When a new member started in my team, he brought with him this interesting format for a retrospective. We have fine-tuned it together over a couple of iterations, and now there is time to write a blog post about it 🙂
This format for retrospective have five steps to execute during the meeting:
- Warm up
- Zoom in
- Discuss & Assign.
Below I will go through each and one of them, in some more detail.
We always start with a short warm up exercise to “wake up our brains”. As a facilitator I will put out a statement, like the following, to the meeting participants:
- “Think one minute for a movie character that, for you, represent the last two weeks.”
- “Think one minute of a car manufacturer or car model that, for you, represent the last two weeks.”
After a minute or so I address each meeting participant individually, and they have to tell their choice + shortly motive it.
After we have gotten our brains going, we start to “zoom in” on the past time period that the retrospective shall cover. This we do using something we call “Pass the pen” (named as a homage to the good old “Pass the pennies”-game 🙂 )
Preparation: Draw a timeline, vertically (NOT horizontally!), on a whiteboard with three points: “Start”, “Middle” and “End” (see the picture above). The timeline is drawn vertically to make it easier for the meeting participants to write in events (from left to right) during this exercise.
Exercise: All team members are asked to stand in front of the whiteboard, with the timeline drawn onto it. A team member ask to “pass me the pen” and write one thing/event that did happen during the time period. When done, he or she holds up the pen in the air, and another person can ask “pass the pen” and so on. Let this go on for about 3-5 minutes, or events are stopped being added.
This exercise is used to, as a group, remember what did actually happen during the time period that the retrospective shall cover. It’s very easy to forget.
This step is where most of the time shall be spent during the retrospective.
Preparation: The facilitator draws sections on the whiteboard (see the picture above) for the following five categories:
- 🙂 – Positive.
- 😦 – Negative.
- ? – Questions without a solution.
- <flower> – Positive words to share with a colleague, within, or outside of the team.
- <lightbulb> – Ideas/solutions.
Exercise: The meeting participants are asked to spend 10-15 minutes on writing post-it:s fitting the five categories presented above.
When everyone is done, one meeting participant at the time, steps up to the whiteboard and puts up their post-it:s + give a short verbal description for each one of them.
Note! Different colors on the post-it:s can be used to separate out each participant, if wanted/needed.
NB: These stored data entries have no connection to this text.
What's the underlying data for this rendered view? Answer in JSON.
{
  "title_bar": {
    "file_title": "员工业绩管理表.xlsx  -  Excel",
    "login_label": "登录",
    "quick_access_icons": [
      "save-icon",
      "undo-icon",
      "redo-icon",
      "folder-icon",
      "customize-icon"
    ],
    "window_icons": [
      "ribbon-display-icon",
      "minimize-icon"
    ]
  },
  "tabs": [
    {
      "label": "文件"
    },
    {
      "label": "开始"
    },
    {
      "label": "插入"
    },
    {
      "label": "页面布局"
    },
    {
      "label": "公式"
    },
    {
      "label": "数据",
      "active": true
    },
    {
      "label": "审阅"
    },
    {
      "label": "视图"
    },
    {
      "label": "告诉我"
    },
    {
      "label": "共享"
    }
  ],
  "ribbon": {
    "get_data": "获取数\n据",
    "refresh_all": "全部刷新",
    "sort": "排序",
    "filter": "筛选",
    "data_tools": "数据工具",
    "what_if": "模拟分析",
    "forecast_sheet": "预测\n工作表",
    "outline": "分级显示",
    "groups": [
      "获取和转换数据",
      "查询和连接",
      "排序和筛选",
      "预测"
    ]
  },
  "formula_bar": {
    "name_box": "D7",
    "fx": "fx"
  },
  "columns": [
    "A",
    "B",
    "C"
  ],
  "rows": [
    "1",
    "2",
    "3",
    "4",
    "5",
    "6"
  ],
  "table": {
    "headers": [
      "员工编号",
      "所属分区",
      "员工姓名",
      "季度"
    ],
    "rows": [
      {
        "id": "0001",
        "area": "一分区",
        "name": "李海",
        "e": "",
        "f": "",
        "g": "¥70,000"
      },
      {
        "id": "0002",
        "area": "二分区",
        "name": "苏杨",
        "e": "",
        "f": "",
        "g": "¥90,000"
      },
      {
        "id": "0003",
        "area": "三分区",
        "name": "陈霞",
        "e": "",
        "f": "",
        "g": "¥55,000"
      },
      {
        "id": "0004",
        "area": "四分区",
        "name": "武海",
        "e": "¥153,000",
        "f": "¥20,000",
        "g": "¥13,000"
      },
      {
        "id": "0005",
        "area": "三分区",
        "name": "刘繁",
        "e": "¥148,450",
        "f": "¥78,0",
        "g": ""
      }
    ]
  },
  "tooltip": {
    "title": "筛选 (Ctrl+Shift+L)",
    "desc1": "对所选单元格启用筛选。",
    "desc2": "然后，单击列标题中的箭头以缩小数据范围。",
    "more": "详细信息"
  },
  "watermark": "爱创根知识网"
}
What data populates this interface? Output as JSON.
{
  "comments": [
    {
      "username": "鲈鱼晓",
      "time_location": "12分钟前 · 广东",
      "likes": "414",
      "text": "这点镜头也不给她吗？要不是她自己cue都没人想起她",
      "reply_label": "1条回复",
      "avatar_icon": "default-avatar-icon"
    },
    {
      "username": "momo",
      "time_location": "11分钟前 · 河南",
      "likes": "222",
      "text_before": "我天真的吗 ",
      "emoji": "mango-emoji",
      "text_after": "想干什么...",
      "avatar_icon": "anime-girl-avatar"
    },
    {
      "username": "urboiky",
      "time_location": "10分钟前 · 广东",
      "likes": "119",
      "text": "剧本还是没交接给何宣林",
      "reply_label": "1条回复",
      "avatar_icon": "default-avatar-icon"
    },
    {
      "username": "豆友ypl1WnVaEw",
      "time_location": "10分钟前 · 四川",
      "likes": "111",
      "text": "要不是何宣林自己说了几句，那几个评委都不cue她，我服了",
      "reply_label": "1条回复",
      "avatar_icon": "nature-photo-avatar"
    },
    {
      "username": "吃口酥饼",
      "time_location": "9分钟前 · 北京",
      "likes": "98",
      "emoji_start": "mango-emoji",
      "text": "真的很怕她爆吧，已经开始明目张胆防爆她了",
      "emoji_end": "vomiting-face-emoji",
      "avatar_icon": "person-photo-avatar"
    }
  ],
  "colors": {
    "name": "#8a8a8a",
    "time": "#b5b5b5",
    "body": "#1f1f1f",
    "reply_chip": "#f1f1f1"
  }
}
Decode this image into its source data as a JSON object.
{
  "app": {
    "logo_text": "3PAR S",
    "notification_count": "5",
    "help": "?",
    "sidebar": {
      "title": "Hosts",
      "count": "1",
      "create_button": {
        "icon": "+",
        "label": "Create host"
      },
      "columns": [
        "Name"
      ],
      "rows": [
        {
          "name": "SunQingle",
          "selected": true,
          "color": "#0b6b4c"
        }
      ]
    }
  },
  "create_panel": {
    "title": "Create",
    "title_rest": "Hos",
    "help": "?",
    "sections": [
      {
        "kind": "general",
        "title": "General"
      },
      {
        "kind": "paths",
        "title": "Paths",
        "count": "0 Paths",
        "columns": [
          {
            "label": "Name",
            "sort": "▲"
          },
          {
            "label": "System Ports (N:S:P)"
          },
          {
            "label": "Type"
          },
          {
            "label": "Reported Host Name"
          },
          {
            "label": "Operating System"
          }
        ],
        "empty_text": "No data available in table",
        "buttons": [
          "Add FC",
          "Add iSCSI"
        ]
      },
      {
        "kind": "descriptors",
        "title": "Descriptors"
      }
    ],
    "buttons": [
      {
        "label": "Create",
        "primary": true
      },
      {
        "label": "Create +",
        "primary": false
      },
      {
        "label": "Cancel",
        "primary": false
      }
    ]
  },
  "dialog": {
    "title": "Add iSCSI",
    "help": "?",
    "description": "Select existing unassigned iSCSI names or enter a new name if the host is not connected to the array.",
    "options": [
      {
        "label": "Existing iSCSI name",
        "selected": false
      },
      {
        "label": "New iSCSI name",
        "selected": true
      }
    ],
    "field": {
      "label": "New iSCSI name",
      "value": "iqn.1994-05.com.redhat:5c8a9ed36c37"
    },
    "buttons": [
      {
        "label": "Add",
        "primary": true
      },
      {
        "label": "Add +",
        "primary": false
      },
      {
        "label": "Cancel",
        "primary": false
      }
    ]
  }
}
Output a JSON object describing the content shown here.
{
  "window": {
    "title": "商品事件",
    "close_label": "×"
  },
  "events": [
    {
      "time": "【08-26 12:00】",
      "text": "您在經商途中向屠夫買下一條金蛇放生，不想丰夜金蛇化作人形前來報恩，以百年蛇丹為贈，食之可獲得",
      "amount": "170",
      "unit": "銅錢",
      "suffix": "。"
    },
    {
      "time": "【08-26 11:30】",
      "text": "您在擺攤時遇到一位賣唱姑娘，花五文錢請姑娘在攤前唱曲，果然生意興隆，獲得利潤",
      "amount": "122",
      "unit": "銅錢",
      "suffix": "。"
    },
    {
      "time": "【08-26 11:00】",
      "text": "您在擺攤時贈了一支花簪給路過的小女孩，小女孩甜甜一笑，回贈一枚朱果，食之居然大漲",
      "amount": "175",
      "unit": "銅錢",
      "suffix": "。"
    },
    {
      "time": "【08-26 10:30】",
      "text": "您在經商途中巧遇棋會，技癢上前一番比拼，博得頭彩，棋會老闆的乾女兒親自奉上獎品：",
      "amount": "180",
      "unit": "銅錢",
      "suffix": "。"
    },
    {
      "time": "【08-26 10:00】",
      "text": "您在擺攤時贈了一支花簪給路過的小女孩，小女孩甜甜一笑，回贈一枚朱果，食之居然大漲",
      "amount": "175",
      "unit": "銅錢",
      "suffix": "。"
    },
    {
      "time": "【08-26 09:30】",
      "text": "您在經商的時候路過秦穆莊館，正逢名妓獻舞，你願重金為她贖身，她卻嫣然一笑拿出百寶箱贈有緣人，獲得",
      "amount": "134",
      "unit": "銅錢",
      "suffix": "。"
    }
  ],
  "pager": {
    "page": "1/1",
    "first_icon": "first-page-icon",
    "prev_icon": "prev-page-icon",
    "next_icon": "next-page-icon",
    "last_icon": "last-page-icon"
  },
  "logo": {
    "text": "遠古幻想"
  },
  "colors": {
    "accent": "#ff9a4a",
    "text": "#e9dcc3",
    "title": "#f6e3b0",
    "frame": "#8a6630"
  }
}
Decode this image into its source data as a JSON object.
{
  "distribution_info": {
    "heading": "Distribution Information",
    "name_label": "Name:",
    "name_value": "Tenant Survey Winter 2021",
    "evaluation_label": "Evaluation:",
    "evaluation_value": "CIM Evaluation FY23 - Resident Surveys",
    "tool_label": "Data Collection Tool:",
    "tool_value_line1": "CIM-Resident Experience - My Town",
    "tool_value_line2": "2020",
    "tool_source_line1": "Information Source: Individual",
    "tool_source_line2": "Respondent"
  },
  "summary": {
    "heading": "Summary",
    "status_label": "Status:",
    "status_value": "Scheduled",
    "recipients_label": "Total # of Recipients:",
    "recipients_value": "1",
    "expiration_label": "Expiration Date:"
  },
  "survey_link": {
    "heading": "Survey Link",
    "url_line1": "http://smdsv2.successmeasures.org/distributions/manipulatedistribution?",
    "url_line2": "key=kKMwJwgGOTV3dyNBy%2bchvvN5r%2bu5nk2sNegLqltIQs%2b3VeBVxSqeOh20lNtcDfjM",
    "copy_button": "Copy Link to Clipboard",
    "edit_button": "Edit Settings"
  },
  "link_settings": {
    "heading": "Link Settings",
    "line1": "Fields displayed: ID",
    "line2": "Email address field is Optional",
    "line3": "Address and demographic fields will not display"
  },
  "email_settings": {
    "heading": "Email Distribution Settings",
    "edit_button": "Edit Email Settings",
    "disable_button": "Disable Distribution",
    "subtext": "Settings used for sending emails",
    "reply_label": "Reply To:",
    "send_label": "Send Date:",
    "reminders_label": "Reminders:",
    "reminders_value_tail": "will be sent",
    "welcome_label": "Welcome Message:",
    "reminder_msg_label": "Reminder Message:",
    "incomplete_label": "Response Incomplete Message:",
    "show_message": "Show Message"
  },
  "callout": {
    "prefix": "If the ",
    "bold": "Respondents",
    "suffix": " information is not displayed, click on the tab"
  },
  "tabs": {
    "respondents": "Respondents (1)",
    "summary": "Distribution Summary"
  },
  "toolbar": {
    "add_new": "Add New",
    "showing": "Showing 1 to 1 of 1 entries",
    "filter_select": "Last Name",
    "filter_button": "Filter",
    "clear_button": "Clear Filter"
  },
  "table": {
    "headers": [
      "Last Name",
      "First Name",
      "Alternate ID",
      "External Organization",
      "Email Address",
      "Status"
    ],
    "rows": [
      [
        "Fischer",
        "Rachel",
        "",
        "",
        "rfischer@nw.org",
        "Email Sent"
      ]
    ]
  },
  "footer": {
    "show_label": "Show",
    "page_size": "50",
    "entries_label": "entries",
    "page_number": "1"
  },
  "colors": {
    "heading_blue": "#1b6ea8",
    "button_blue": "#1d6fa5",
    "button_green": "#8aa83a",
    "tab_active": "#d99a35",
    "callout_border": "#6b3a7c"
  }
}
The retrospective now starts to come to an end, only two steps remain. In this step post-it:s from 😦 , ?, and <lightbulb> are grouped together on the whiteboard. The positive ones are of course great, and we shall be happy of them, but we don’t need to bring them further in the retrospective. For the <flowers>, those are collected by the facilitator and handed out to the ones that received them, after the meeting.
For the voting, the famous agile method of “dot voting” is used. Each participants gets three (or any other suitable number) “dots” to use how they want on the post-it:s.
To not bias each other (that much), all the participants gather in front of the whiteboard, with one pen each, and place their dots “at the same time” (after a “Ready, Set, Go”-call).
The (group of) post-it:s are now rearranged a bit again. Place the one(s) with most votes at the top, followed by the second most votes and so on.
Usually it’s quite easy to sort out the top 3-5 ones. The rest is abandoned, democracy have spoken and they have been decided “not important enough to take further at this point of time” (of course they can, and will, emerge again in a later retrospective).
Discuss & Assign
Time is soon up for the meeting, and the last thing we do is to discuss the top 3-5 activities/tasks that we select to take forward. This is done by discussing them to find concrete actions, and also to assign them to persons (that will own them).
What do you think about this format for a retrospective? To me it’s a nice mixture of “writing feedback on post-it:s” and Lean Coffee (democratically decide what is most important, in this case, to bring further). This retrospective can (and shall) be combined with an activity to follow up on actions from previous retrospectives. Best of luck with your next retrospective!